CodePudding user response:

The first thing that I'm noticing is that both of the questions you've referenced are about finding the count of the subarrays with K unique elements, not printing them as you're trying to do here. It's a difference that can affect the way the code is read and understood, and worth pointing out :)

As to how [1, 2, 1, 2] could be included in the result, I reviewed the GeeksForGeeks link that you included. The main point from it that I picked up and that seems to be missing from your code is the idea of the prefix.

As seen in the image you posted above, the main logic of the algorithm keeps track of the sliding window. Since the algorithm is looking for subarrays with no more than K elements, it limits the size of the sliding window to K at the end of each iteration of the loop. Due to this, there needs to be a way to keep track of the case where elements are duplicated - otherwise, the algorithm wouldn't count subarrays with more than K total elements, but duplicates of the K unique elements.

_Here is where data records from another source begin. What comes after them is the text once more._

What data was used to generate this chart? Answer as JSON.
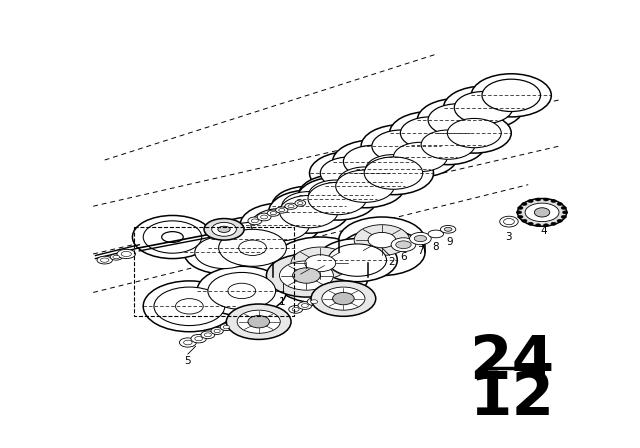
{
  "background_color": "#ffffff",
  "line_color": "#000000",
  "page_number_top": "24",
  "page_number_bottom": "12",
  "lw_main": 1.1,
  "lw_thin": 0.6,
  "lw_dashed": 0.7
}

This is where the prefix comes in. As you can see in the picture you posted above, the algorithm includes checking the contents of the sliding window every time it increases to a size greater than K.

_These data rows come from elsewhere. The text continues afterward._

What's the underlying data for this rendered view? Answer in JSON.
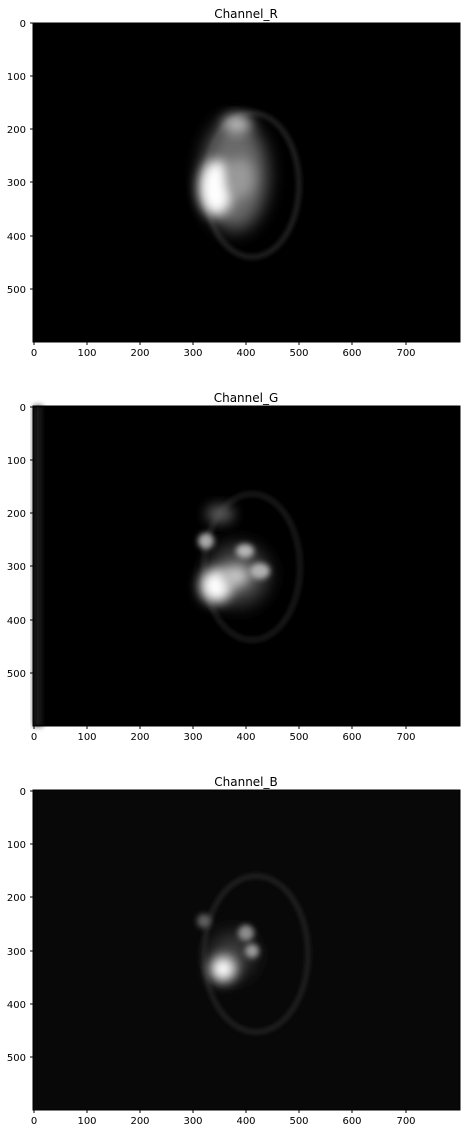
{
  "figure": {
    "panels": [
      {
        "title": "Channel_R",
        "x_ticks": [
          "0",
          "100",
          "200",
          "300",
          "400",
          "500",
          "600",
          "700"
        ],
        "y_ticks": [
          "0",
          "100",
          "200",
          "300",
          "400",
          "500"
        ],
        "background_color": "#000000",
        "content": "bright irregular blob inside faint elliptical ring"
      },
      {
        "title": "Channel_G",
        "x_ticks": [
          "0",
          "100",
          "200",
          "300",
          "400",
          "500",
          "600",
          "700"
        ],
        "y_ticks": [
          "0",
          "100",
          "200",
          "300",
          "400",
          "500"
        ],
        "background_color": "#000000",
        "content": "bright blob with smaller spots inside faint elliptical ring, faint vertical band at left edge"
      },
      {
        "title": "Channel_B",
        "x_ticks": [
          "0",
          "100",
          "200",
          "300",
          "400",
          "500",
          "600",
          "700"
        ],
        "y_ticks": [
          "0",
          "100",
          "200",
          "300",
          "400",
          "500"
        ],
        "background_color": "#080808",
        "content": "small bright blob inside faint elliptical ring"
      }
    ]
  }
}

If the window has more than K elements because it contains duplicate elements, then the first element is separated as a "prefix" (or added to it if one already exists). This keeps the size of the window limited to K, while also tracking that the prefix is still a valid part of the sub-array. The size of this prefix is then tracked as the window continues to slide. For each new valid subarray that the algorithm finds, it increases the total count of valid subarrays by 1 (for the new K-lengthed subarray) plus the length of the prefix. This is because each subarray that can be constructed from the prefix, when combined with the current sliding window, is still a subarray of K unique elements. This is how [1, 2, 1, 2] is counted in the algorithm - when i = 5, the "sliding window" is [1, 2] (the second occurrence of each number in the input list), and the prefix size is 2 - representing the list of [1, 2] (the first occurrence of each number in the input list). So, the total number of valid subarrays at this point in the algorithm is 3 - [1, 2] (the sliding window), [2, 1, 2] (the sliding window prepended with the last element of the prefix), and [1, 2, 1, 2] (the sliding window prepended with the entirety of the prefix).

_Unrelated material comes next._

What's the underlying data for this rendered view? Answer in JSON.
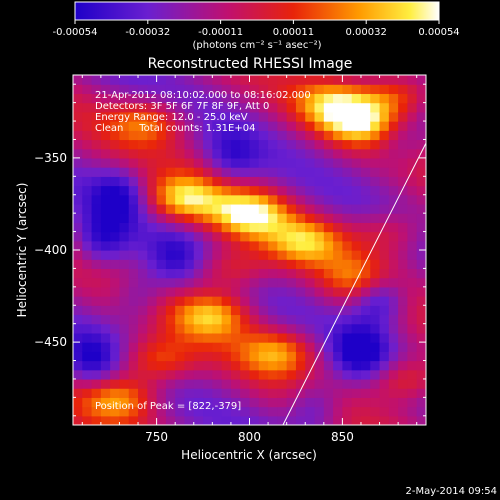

If the window has more than K elements simply because each element is unique, then the algorithm knows that it's hit the end of a valid subarray - both the current window and any of the subarrays that prepend part of the prefix to it will always have more than K unique elements. At that point, the algorithm resets the prefix, shrinks the window to K elements, and continues processing.

CodePudding user response:

Here's a linear approach.

Use two indices, a counter for the number of distinct elements between your indices, and a counting map (from element to count between indices).

When the number of distinct elements is <= your target:
1) print if you have equality
2) increment the right index
3) update the counting map
4) increment the number of distinct elements if step 3 took something from zero or uninitialized to 1.

When the number of distinct elements is > your target:
1) increment the left index
2) update the counting map
3) decrement the number of distinct elements of step 2 to something from 1 to zero.